Percival Everett a respecté la trame du feuilleton proposée par Mark Twain : les scènes se succèdent avec un rythme haletant, sans transitions, une ambiance sombre et pesante, mêlée d'espoir et de voyages, de rencontres chantées et rarement enchantées, de solidarité aussi. Au-delà du scénario béton, le romancier mêle la forme et le fond : le langage oral et écrit comme forme d'émancipation, un radeau comme barque de fortune, le racisme qui se mesure par des punitions/sévices/crimes/outrages/gommages de peau, les absences et les retours, les intrusions philosophiques et oniriques, la colère de tout bousculer et le salut.

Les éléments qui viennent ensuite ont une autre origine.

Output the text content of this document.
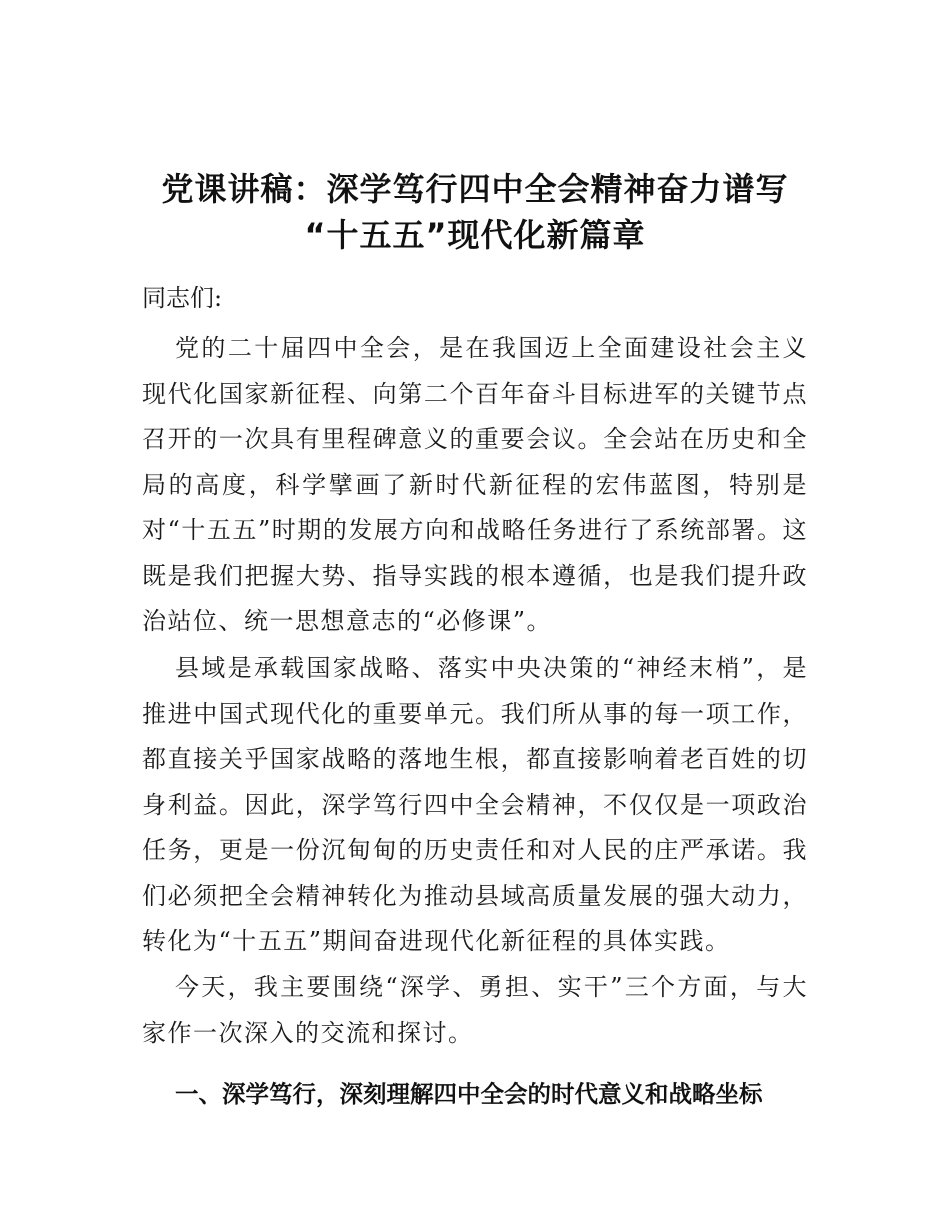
党课讲稿：深学笃行四中全会精神奋力谱写
“十五五”现代化新篇章
同志们:

党的二十届四中全会，是在我国迈上全面建设社会主义现代化国家新征程、向第二个百年奋斗目标进军的关键节点召开的一次具有里程碑意义的重要会议。全会站在历史和全局的高度，科学擘画了新时代新征程的宏伟蓝图，特别是对“十五五”时期的发展方向和战略任务进行了系统部署。这既是我们把握大势、指导实践的根本遵循，也是我们提升政治站位、统一思想意志的“必修课”。

县域是承载国家战略、落实中央决策的“神经末梢”，是推进中国式现代化的重要单元。我们所从事的每一项工作，都直接关乎国家战略的落地生根，都直接影响着老百姓的切身利益。因此，深学笃行四中全会精神，不仅仅是一项政治任务，更是一份沉甸甸的历史责任和对人民的庄严承诺。我们必须把全会精神转化为推动县域高质量发展的强大动力，转化为“十五五”期间奋进现代化新征程的具体实践。

今天，我主要围绕“深学、勇担、实干”三个方面，与大家作一次深入的交流和探讨。

一、深学笃行，深刻理解四中全会的时代意义和战略坐标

Restent un crayon comme trophée de l'indicible, un feu salvateur et vengeur, une amitié sincère malgré les petits secrets.
Dans James, Percival Everett a honoré l'âme de Jim : il était temps !
Éditions de l'Olivier
Traduction d'Anne-Laure Tissut J'ai lu James grâce à une LC prévue par Enna et Isabelle qui ont elles assure la publication dans les temps impartis. Merci Enna pour cette proposition qui a bien motivé mon envie de découvrir ce livre primé et qui le mérite.